Average Hourly Earnings
June: +.1%
July: 0.0%
August: +.2% revised to +.3
September: came in at .3 with the prior month revised to .3 as well.

>>LD’s comments: Largely due to the increase in the minimum wage. Do not look at this increase as an indication of potential growth in retail sales.

Average Hourly Workweek
June: 33.1 hours
July: 33.0 hours
August: 33.1 hours
September: 33.1 hours

>>LD’s comments: as expected the average hourly workweek remained unchanged. This number, which remains mired at a level last seen in 1964, is an indication that an expected rebuild in inventories is not on the near term horizon.

Further Color: the economy remains significantly challenged. Despite all of the government stimulus and government programs, in my opinion the economy is very vulnerable. Behind these numbers, the consumer is seeing few signs of improvement in the jobs space. That reality is impacting the sluggish retail sales along with the continued increase in delinquencies and defaults on the credit front.

Market Reaction: futures have been bouncing up and down post-report. Prior to the report, equity futures indicated a slightly positive opening to the equity market. Now the futures are closer to unchanged.

Interest rates have also bounced around, but the front end of the yield curve seems better bid as the unsettledness behind these numbers makes investors nervous.

The dollar index is somewhat improved but not in a meaningful fashion.
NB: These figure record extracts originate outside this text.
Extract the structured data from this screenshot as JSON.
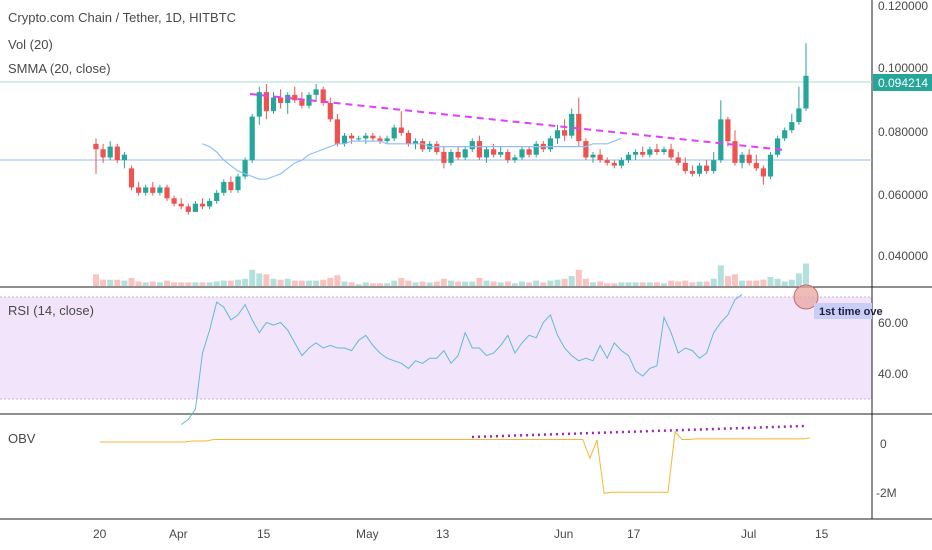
{
  "chart_data": {
    "type": "candlestick",
    "title": "Crypto.com Chain / Tether, 1D, HITBTC",
    "indicators": {
      "volume": "Vol (20)",
      "smma": "SMMA (20, close)",
      "rsi": "RSI (14, close)",
      "obv": "OBV"
    },
    "annotations": {
      "rsi_note": "1st time ove",
      "last_price": "0.094214"
    },
    "price_axis": {
      "ticks": [
        "0.120000",
        "0.100000",
        "0.080000",
        "0.060000",
        "0.040000"
      ],
      "ylim": [
        0.03,
        0.12
      ]
    },
    "rsi_axis": {
      "ticks": [
        "60.00",
        "40.00"
      ],
      "upper_band": 70,
      "lower_band": 30
    },
    "obv_axis": {
      "ticks": [
        "0",
        "-2M"
      ]
    },
    "x_labels": [
      "20",
      "Apr",
      "15",
      "May",
      "13",
      "Jun",
      "17",
      "Jul",
      "15"
    ],
    "colors": {
      "up": "#26a69a",
      "down": "#ef5350",
      "smma": "#90bff9",
      "trend": "#e040fb",
      "rsi_line": "#5fbcd3",
      "rsi_fill": "#f1e4fb",
      "obv_line": "#f7b733",
      "obv_trend": "#9c27b0",
      "price_line": "#a7ddd6"
    },
    "candles": [
      [
        0.069,
        0.071,
        0.058,
        0.067
      ],
      [
        0.067,
        0.069,
        0.062,
        0.064
      ],
      [
        0.064,
        0.07,
        0.063,
        0.068
      ],
      [
        0.068,
        0.069,
        0.062,
        0.063
      ],
      [
        0.063,
        0.066,
        0.06,
        0.065
      ],
      [
        0.06,
        0.061,
        0.052,
        0.053
      ],
      [
        0.053,
        0.055,
        0.05,
        0.051
      ],
      [
        0.051,
        0.054,
        0.05,
        0.053
      ],
      [
        0.053,
        0.055,
        0.05,
        0.051
      ],
      [
        0.051,
        0.054,
        0.05,
        0.053
      ],
      [
        0.053,
        0.054,
        0.048,
        0.049
      ],
      [
        0.049,
        0.05,
        0.046,
        0.047
      ],
      [
        0.047,
        0.049,
        0.045,
        0.046
      ],
      [
        0.046,
        0.047,
        0.043,
        0.044
      ],
      [
        0.044,
        0.048,
        0.044,
        0.047
      ],
      [
        0.047,
        0.049,
        0.045,
        0.046
      ],
      [
        0.046,
        0.049,
        0.045,
        0.048
      ],
      [
        0.048,
        0.052,
        0.047,
        0.051
      ],
      [
        0.051,
        0.056,
        0.05,
        0.055
      ],
      [
        0.055,
        0.057,
        0.051,
        0.052
      ],
      [
        0.052,
        0.058,
        0.051,
        0.057
      ],
      [
        0.057,
        0.064,
        0.056,
        0.063
      ],
      [
        0.063,
        0.08,
        0.062,
        0.079
      ],
      [
        0.079,
        0.09,
        0.076,
        0.088
      ],
      [
        0.088,
        0.091,
        0.078,
        0.081
      ],
      [
        0.081,
        0.088,
        0.08,
        0.086
      ],
      [
        0.086,
        0.089,
        0.082,
        0.084
      ],
      [
        0.084,
        0.088,
        0.08,
        0.087
      ],
      [
        0.087,
        0.09,
        0.084,
        0.085
      ],
      [
        0.085,
        0.088,
        0.082,
        0.083
      ],
      [
        0.083,
        0.088,
        0.082,
        0.087
      ],
      [
        0.087,
        0.091,
        0.085,
        0.089
      ],
      [
        0.089,
        0.09,
        0.083,
        0.084
      ],
      [
        0.084,
        0.086,
        0.077,
        0.078
      ],
      [
        0.078,
        0.08,
        0.068,
        0.069
      ],
      [
        0.069,
        0.073,
        0.068,
        0.072
      ],
      [
        0.072,
        0.073,
        0.069,
        0.071
      ],
      [
        0.071,
        0.072,
        0.07,
        0.071
      ],
      [
        0.071,
        0.073,
        0.069,
        0.072
      ],
      [
        0.072,
        0.073,
        0.07,
        0.071
      ],
      [
        0.071,
        0.072,
        0.069,
        0.07
      ],
      [
        0.07,
        0.072,
        0.069,
        0.071
      ],
      [
        0.071,
        0.076,
        0.07,
        0.075
      ],
      [
        0.075,
        0.081,
        0.072,
        0.073
      ],
      [
        0.073,
        0.074,
        0.068,
        0.069
      ],
      [
        0.069,
        0.071,
        0.067,
        0.07
      ],
      [
        0.07,
        0.071,
        0.066,
        0.067
      ],
      [
        0.067,
        0.07,
        0.066,
        0.069
      ],
      [
        0.069,
        0.07,
        0.065,
        0.066
      ],
      [
        0.066,
        0.068,
        0.06,
        0.062
      ],
      [
        0.062,
        0.067,
        0.061,
        0.066
      ],
      [
        0.066,
        0.068,
        0.063,
        0.064
      ],
      [
        0.064,
        0.068,
        0.063,
        0.067
      ],
      [
        0.067,
        0.071,
        0.066,
        0.07
      ],
      [
        0.07,
        0.072,
        0.063,
        0.064
      ],
      [
        0.064,
        0.068,
        0.062,
        0.067
      ],
      [
        0.067,
        0.069,
        0.064,
        0.065
      ],
      [
        0.065,
        0.068,
        0.064,
        0.066
      ],
      [
        0.066,
        0.067,
        0.062,
        0.063
      ],
      [
        0.063,
        0.065,
        0.062,
        0.064
      ],
      [
        0.064,
        0.068,
        0.063,
        0.067
      ],
      [
        0.067,
        0.068,
        0.064,
        0.065
      ],
      [
        0.065,
        0.07,
        0.064,
        0.069
      ],
      [
        0.069,
        0.07,
        0.066,
        0.067
      ],
      [
        0.067,
        0.072,
        0.066,
        0.071
      ],
      [
        0.071,
        0.076,
        0.069,
        0.074
      ],
      [
        0.074,
        0.078,
        0.07,
        0.072
      ],
      [
        0.072,
        0.082,
        0.071,
        0.08
      ],
      [
        0.08,
        0.086,
        0.068,
        0.07
      ],
      [
        0.07,
        0.071,
        0.063,
        0.064
      ],
      [
        0.064,
        0.066,
        0.062,
        0.065
      ],
      [
        0.065,
        0.067,
        0.062,
        0.063
      ],
      [
        0.063,
        0.064,
        0.061,
        0.062
      ],
      [
        0.062,
        0.063,
        0.06,
        0.061
      ],
      [
        0.061,
        0.064,
        0.06,
        0.063
      ],
      [
        0.063,
        0.066,
        0.062,
        0.065
      ],
      [
        0.065,
        0.067,
        0.063,
        0.066
      ],
      [
        0.066,
        0.068,
        0.064,
        0.065
      ],
      [
        0.065,
        0.068,
        0.064,
        0.067
      ],
      [
        0.067,
        0.069,
        0.065,
        0.066
      ],
      [
        0.066,
        0.068,
        0.065,
        0.067
      ],
      [
        0.067,
        0.069,
        0.063,
        0.064
      ],
      [
        0.064,
        0.066,
        0.061,
        0.062
      ],
      [
        0.062,
        0.064,
        0.058,
        0.059
      ],
      [
        0.059,
        0.061,
        0.057,
        0.058
      ],
      [
        0.058,
        0.062,
        0.057,
        0.061
      ],
      [
        0.061,
        0.063,
        0.058,
        0.059
      ],
      [
        0.059,
        0.066,
        0.058,
        0.063
      ],
      [
        0.063,
        0.085,
        0.062,
        0.078
      ],
      [
        0.078,
        0.079,
        0.068,
        0.07
      ],
      [
        0.07,
        0.074,
        0.061,
        0.062
      ],
      [
        0.062,
        0.066,
        0.06,
        0.065
      ],
      [
        0.065,
        0.067,
        0.061,
        0.062
      ],
      [
        0.062,
        0.065,
        0.059,
        0.06
      ],
      [
        0.06,
        0.061,
        0.054,
        0.057
      ],
      [
        0.057,
        0.066,
        0.056,
        0.065
      ],
      [
        0.065,
        0.072,
        0.064,
        0.071
      ],
      [
        0.071,
        0.075,
        0.07,
        0.074
      ],
      [
        0.074,
        0.08,
        0.073,
        0.077
      ],
      [
        0.077,
        0.09,
        0.076,
        0.082
      ],
      [
        0.082,
        0.106,
        0.081,
        0.094
      ]
    ],
    "smma": [
      0.069,
      0.068,
      0.066,
      0.063,
      0.061,
      0.059,
      0.058,
      0.057,
      0.056,
      0.056,
      0.057,
      0.058,
      0.06,
      0.062,
      0.063,
      0.065,
      0.066,
      0.067,
      0.068,
      0.069,
      0.069,
      0.07,
      0.07,
      0.07,
      0.07,
      0.07,
      0.069,
      0.069,
      0.069,
      0.069,
      0.069,
      0.069,
      0.068,
      0.068,
      0.068,
      0.068,
      0.068,
      0.068,
      0.068,
      0.068,
      0.068,
      0.068,
      0.068,
      0.068,
      0.068,
      0.068,
      0.068,
      0.068,
      0.068,
      0.068,
      0.068,
      0.068,
      0.068,
      0.068,
      0.068,
      0.069,
      0.069,
      0.069,
      0.07,
      0.071
    ],
    "smma_start": 35,
    "rsi": [
      20,
      22,
      26,
      48,
      57,
      68,
      66,
      61,
      63,
      67,
      61,
      56,
      60,
      59,
      60,
      57,
      52,
      47,
      50,
      52,
      50,
      51,
      50,
      50,
      49,
      53,
      55,
      51,
      48,
      46,
      45,
      44,
      42,
      45,
      44,
      46,
      46,
      49,
      44,
      47,
      56,
      50,
      50,
      47,
      48,
      51,
      55,
      48,
      52,
      55,
      54,
      60,
      63,
      55,
      50,
      47,
      45,
      46,
      45,
      51,
      46,
      52,
      49,
      47,
      41,
      39,
      42,
      43,
      62,
      56,
      48,
      50,
      49,
      46,
      48,
      56,
      60,
      63,
      69,
      71
    ],
    "rsi_start": 20,
    "obv": [
      0.0,
      0.0,
      0.0,
      0.0,
      0.0,
      0.0,
      0.0,
      0.0,
      0.0,
      0.0,
      0.0,
      0.0,
      0.0,
      0.05,
      0.05,
      0.05,
      0.12,
      0.12,
      0.12,
      0.12,
      0.12,
      0.12,
      0.12,
      0.12,
      0.12,
      0.12,
      0.12,
      0.12,
      0.12,
      0.12,
      0.12,
      0.12,
      0.12,
      0.12,
      0.12,
      0.12,
      0.12,
      0.12,
      0.12,
      0.12,
      0.12,
      0.12,
      0.12,
      0.12,
      0.12,
      0.12,
      0.12,
      0.12,
      0.12,
      0.12,
      0.12,
      0.12,
      0.12,
      0.12,
      0.12,
      0.12,
      0.12,
      0.12,
      0.12,
      0.12,
      0.12,
      0.12,
      0.12,
      0.12,
      0.12,
      0.12,
      0.12,
      0.12,
      0.12,
      -0.8,
      0.1,
      -2.5,
      -2.45,
      -2.45,
      -2.45,
      -2.45,
      -2.45,
      -2.45,
      -2.45,
      -2.45,
      -2.45,
      0.5,
      0.12,
      0.12,
      0.15,
      0.15,
      0.15,
      0.15,
      0.15,
      0.15,
      0.15,
      0.15,
      0.15,
      0.15,
      0.15,
      0.15,
      0.15,
      0.15,
      0.15,
      0.15,
      0.2
    ],
    "obv_start": 0
  }
}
Add it all up and I see the following:

>> the cheerleaders can put away the pom-poms

>> the pure doom and gloom guys who have been short forever remain frustrated

>> the economy remains challenged and will bump along the bottom. No “V” recovery, but more like the “caterpillar” designation assigned by our Sense on Cents Economic All-Star Bob Rodriguez.
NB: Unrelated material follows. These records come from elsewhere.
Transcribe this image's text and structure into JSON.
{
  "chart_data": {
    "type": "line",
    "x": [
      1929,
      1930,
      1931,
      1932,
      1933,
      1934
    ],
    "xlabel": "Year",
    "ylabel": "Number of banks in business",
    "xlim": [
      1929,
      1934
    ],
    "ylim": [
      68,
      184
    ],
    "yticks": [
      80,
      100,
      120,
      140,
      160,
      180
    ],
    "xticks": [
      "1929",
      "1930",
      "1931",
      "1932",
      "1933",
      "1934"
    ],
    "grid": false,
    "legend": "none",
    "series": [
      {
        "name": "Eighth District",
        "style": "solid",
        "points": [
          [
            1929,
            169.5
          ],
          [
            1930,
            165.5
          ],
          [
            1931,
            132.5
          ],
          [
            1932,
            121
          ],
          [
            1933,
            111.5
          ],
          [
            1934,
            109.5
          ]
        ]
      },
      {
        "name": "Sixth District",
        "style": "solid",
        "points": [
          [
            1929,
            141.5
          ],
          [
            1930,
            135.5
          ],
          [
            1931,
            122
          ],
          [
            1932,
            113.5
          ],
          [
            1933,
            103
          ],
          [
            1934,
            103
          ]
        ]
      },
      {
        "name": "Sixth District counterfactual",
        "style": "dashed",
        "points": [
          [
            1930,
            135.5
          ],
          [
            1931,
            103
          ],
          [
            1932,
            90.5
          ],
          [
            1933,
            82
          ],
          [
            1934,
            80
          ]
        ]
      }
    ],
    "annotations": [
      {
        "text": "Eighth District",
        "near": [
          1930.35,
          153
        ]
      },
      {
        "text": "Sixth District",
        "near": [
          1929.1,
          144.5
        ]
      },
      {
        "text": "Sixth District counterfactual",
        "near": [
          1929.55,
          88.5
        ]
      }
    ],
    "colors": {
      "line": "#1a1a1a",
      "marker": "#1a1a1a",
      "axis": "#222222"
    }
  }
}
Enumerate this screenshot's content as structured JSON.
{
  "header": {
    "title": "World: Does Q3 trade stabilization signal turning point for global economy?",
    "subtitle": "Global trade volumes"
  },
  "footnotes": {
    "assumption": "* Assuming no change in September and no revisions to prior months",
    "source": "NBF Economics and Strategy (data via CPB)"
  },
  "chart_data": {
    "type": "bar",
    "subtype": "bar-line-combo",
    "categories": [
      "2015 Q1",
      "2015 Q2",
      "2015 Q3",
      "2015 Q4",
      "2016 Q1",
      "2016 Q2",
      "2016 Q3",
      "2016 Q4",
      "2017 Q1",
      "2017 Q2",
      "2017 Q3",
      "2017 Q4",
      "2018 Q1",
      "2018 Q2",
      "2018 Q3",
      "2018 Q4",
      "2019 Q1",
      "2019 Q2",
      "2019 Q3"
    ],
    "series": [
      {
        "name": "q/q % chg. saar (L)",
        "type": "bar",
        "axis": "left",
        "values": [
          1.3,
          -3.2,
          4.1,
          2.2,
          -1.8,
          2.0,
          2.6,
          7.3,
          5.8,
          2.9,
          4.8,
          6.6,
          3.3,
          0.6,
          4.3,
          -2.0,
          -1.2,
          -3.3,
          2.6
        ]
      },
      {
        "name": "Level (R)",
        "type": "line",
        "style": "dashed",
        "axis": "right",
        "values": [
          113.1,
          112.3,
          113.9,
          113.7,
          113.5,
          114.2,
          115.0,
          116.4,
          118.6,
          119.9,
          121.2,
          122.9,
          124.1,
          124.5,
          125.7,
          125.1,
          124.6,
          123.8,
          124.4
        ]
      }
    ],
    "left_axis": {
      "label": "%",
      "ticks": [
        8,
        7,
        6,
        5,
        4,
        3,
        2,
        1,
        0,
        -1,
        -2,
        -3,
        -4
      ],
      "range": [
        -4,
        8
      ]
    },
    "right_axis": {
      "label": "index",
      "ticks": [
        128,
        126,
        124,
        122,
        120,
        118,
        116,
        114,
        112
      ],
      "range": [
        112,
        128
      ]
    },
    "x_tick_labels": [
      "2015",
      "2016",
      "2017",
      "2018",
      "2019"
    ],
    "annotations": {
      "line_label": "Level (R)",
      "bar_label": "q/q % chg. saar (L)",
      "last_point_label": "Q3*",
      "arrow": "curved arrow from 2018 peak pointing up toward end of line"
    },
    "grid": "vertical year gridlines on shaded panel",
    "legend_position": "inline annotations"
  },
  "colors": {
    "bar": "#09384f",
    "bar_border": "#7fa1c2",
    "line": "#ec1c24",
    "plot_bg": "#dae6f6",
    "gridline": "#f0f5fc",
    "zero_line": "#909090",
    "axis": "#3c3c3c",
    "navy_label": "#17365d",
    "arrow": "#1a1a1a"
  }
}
Get used to it because it is not going to change appreciably anytime soon.

I repeat my market call from the other day in which I believe equities will retreat from current levels.
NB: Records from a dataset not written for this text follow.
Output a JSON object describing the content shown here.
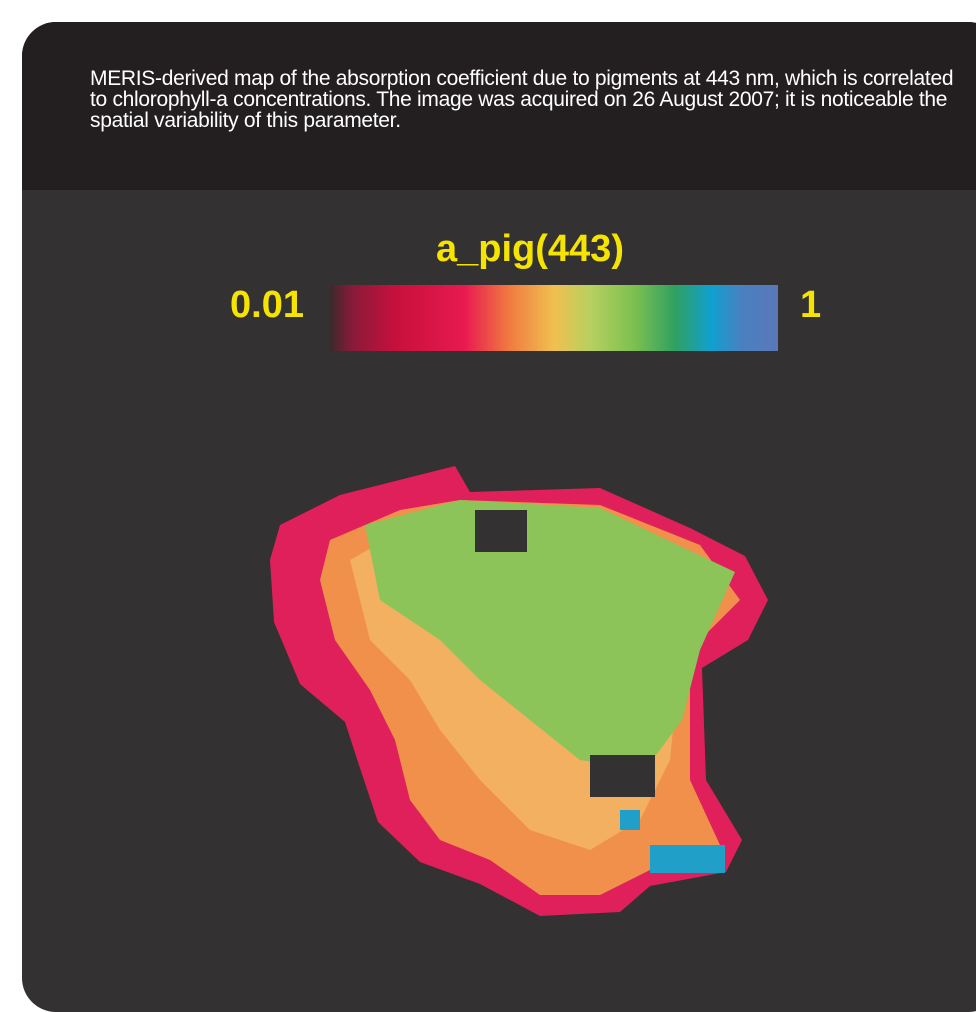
{
  "caption": "MERIS-derived map of the absorption coefficient due to pigments at 443 nm, which is correlated to chlorophyll-a concentrations. The image was acquired on 26 August 2007; it is noticeable the spatial variability of this parameter.",
  "legend": {
    "title": "a_pig(443)",
    "min_label": "0.01",
    "max_label": "1"
  }
}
Please track our work here at Sense on Cents via Twitter, Facebook, RSS feeds, or e-mail subscription. Visit and comment often!!

LD

  • Petricone456

    If you look at the civilian labor force’s aggregate size in the August payroll report (154.6mn people) it actually shrank over the year-ago period (a decrease of 0.2%). This is the second time it has shrank in the past year. So what, right? Prior to these two contractions this year there hasn’t been a year-over-year contraction in any monthly non-farm payroll report since the early 1960s. Now maybe this signals the slack in the labor market has reached its peak, but if you look at the number of discouraged workers (people out of work that want a job but are not included in the labor force) it has skyrocketed to just under six million people. To add perspective, this number usually hovers around four to 4.5 million people. In the early 1990s when Bill Clinton inherited an economy coming out of a small recession this number was about seven million people. If this current crisis is worse, could we get to north of seven million discouraged workers? I say why not. A growing number of discouraged workers means that there are fewer people considered part of the total labor foce. Why is this important? A growing number of discouraged workers signifies a shrinking labor force. The labor force is the denominator in the unemployment rate equation and if that number continues to shrink as the numerator (the number of unemployed) grows we’ll see 10% unemployment in no time.

  • Aaron Kramer

    LD,
    The Birth Death add in is 188K jobs this month. It is about 25% greater than the add in from 2008. The books are aggressively being cooked in order to establish some sort of confidence. Many people are doubting the BLS and this could lead to serious issues if/when inflation returns especially in the bond market.

  • Larry Doyle

    Aaron…great insight. Thanks for adding. The reporting of numbers is clearly being ‘managed’ but the real economy on Main Street can’t be faked.